The old man wipes his eyes and says: “But who is to wear it now that Robbie is gone?”
“May I make a suggestion?” says the Commandant. “Let your daughter wear it. Why not?”
“Yes, yes, why not?” says Mona, and she seizes it convulsively and pins it on her breast.
Next morning, feeling braver, with the medal on her breast, she looks Oskar Heine full in the face when he comes to the dairy door as usual. He sees it and asks what it is and where it came from, and with a proud lift of the head she tells him, almost defiantly, about Robbie and what he did at the war.
“What a splendid fellow your brother must have been,” says Oskar.
Mona gasps. All her pride and defiance seem to be stricken out of her in a moment.

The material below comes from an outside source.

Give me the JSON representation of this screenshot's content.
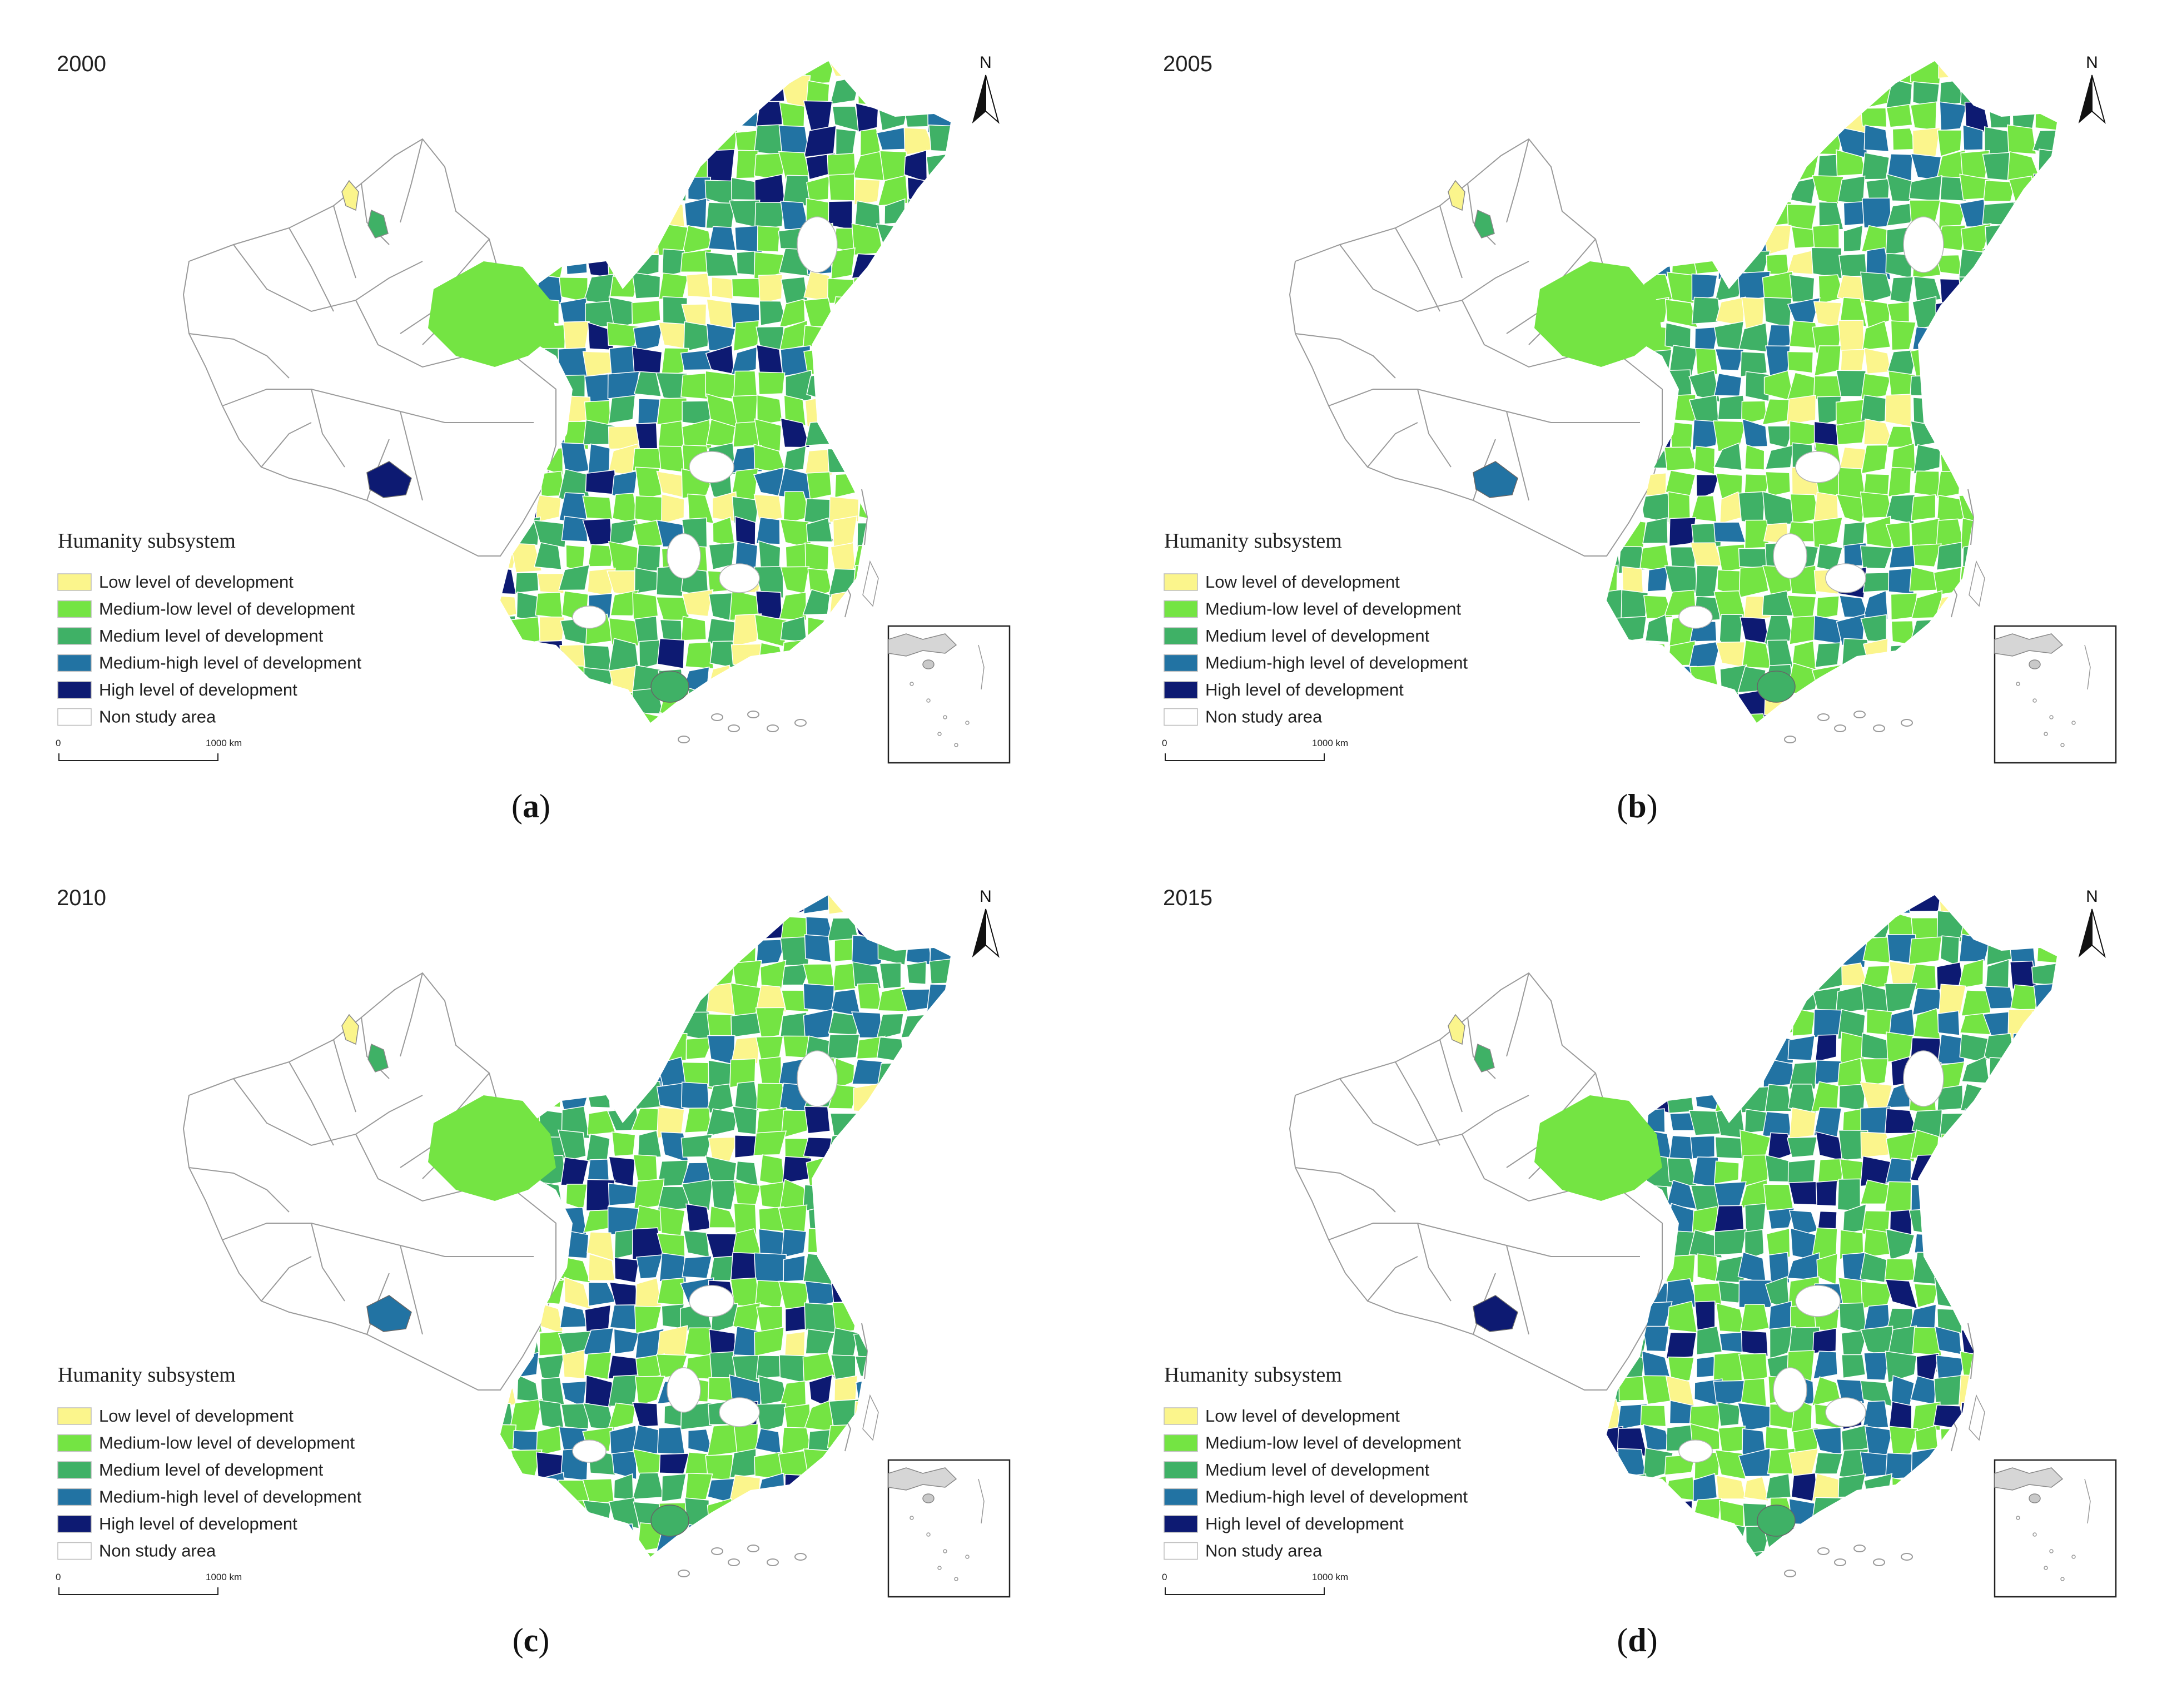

The English newspapers continue to come, and one evening, in the midst of reports of indescribable German barbarities, Mona finds a letter from an English soldier to his family telling of a good act by an enemy. He had been wounded in an engagement in Belgium and, left all day for dead on the battlefield, he had crawled at night on his stomach over half a mile of churned-up land to a lonely farmhouse, being drawn to it by a dim light in a window. The farmer had turned out to be an old German, but he had been “a white man” for all that, and though some of the officers of the victorious German army were even then drinking and singing and making merry in his front parlour, he had smuggled the wounded British lad into his cellar, and helped him to escape in the morning.
Some dizzy impulse, vaguely associated with misty thoughts of Oskar, causes Mona to carry the newspaper upstairs and to read the boy’s letter to her father.
“So there’s good and bad in all races, you see. That old German farmer must be a good creature,” she says. Whereupon the old man, who has pulled himself up in bed to listen, says, with tight-set lips and an angry frown:
“Maybe he is, but who knows if he isn’t the father of the brute who fired the explosive bullet into my son’s heart?”
Mona drops the newspaper and flies from the room, and the old man cries after her in a whimpering voice:
“What’s coming over thee, girl? I can’t tell in the world what’s coming over thee.”